Entergy Nuclear Site Maps for Pilgrim “Cut and Paste” Making Sound Decisions Impossible: Local Group Wants Updates

Jones River Watershed Association (JRWA) of Kingston wants the U.S. Nuclear Regulatory Commission (NRC) and Entergy Corporation, owner and operator of the Pilgrim Nuclear Power Station, to provide an updated site assessment for the Pilgrim site. In a letter to the NRC dated February 12, 2015, JRWA states that “Thus far, the information and maps that Entergy has provided to your agency is misleading and inaccurate.”

The JRWA letter cites a report by Northeastern Geospatial Research Professionals, Inc. (NGRP) that identifies elevation inaccuracies in Entergy’s site plans for Pilgrim’s infrastructure and nuclear waste storage facility. The group says the inaccuracies raise concerns about climate change patterns such as flooding and storm impacts that need to be taken into account.

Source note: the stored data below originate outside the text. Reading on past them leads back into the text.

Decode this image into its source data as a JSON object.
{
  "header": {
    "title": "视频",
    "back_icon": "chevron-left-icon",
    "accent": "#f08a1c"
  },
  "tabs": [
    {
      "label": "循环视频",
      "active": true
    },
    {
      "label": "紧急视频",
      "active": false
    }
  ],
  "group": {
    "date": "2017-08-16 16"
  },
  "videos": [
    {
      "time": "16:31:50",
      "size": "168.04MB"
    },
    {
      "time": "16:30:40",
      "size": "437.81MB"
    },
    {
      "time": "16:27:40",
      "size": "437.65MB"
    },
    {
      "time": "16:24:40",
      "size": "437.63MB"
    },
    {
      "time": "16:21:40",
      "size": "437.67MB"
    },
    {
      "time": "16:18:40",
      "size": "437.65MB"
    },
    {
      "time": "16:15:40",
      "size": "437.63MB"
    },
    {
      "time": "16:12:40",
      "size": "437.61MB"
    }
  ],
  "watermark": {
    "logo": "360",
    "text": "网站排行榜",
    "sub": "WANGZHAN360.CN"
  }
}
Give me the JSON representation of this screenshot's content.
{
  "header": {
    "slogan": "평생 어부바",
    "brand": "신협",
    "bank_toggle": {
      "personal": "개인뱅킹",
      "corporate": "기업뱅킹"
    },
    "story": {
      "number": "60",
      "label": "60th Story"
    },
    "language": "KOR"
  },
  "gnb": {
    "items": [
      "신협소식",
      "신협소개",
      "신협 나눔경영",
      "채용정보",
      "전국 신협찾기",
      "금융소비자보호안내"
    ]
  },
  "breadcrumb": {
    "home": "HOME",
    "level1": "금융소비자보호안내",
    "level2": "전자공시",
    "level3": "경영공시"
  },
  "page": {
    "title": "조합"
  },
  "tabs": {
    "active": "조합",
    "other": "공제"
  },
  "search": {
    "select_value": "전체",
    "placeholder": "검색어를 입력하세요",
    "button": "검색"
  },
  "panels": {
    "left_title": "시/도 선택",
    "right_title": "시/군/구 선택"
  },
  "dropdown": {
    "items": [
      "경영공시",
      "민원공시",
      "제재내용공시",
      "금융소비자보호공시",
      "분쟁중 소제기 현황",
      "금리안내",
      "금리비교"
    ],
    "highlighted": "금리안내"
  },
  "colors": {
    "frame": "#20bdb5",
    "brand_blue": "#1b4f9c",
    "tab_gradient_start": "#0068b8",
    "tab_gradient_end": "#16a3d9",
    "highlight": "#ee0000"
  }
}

In the past month, Entergy has moved nuclear waste out of Pilgrim’s spent fuel pool and into “dry casks” atop a concrete pad located as close as 175 feet from the shoreline. Entergy cannot provide the public with assurance that the waste will not be stored there for hundreds of years, or longer, due to the lack of a national deep geological repository for nuclear waste. JRWA says the new site survey is needed to ensure the future integrity of the facility.

Severe storms like the recent Winter Storm “Juno” are reflective of climate change patterns and exacerbate operational problems at Pilgrim. Juno hit Pilgrim head-on and the reactor was forced to shut down for ten days. Decision making by Entergy and NRC about the impacts of such storms is now based on data going back to the 1960s. Current plans are a cut and paste from plans beginning in 1968, which JRWA says undermines decisions made by Entergy and the NRC in today’s changing environment.

According to JRWA’s Executive Director Pine duBois, “Professional on the ground surveys are the first step in any good planning, and a requirement in every large infrastructure investment. Somehow Entergy has sidestepped this basic requirement and has provided only snap shot views of limited building projects that lack environmental context. In order to evaluate their vulnerability to damage from the ocean they need to provide standard professional survey now.”

At the Plymouth Board of Selectmen meeting on February 10, JRWA asked town officials to support the request to Entergy and the NRC for a new site survey. Entergy is required to submit an updated flooding reevaluation report to the NRC on March 12, 2015 and JRWA says the information is needed before that report can be finalized.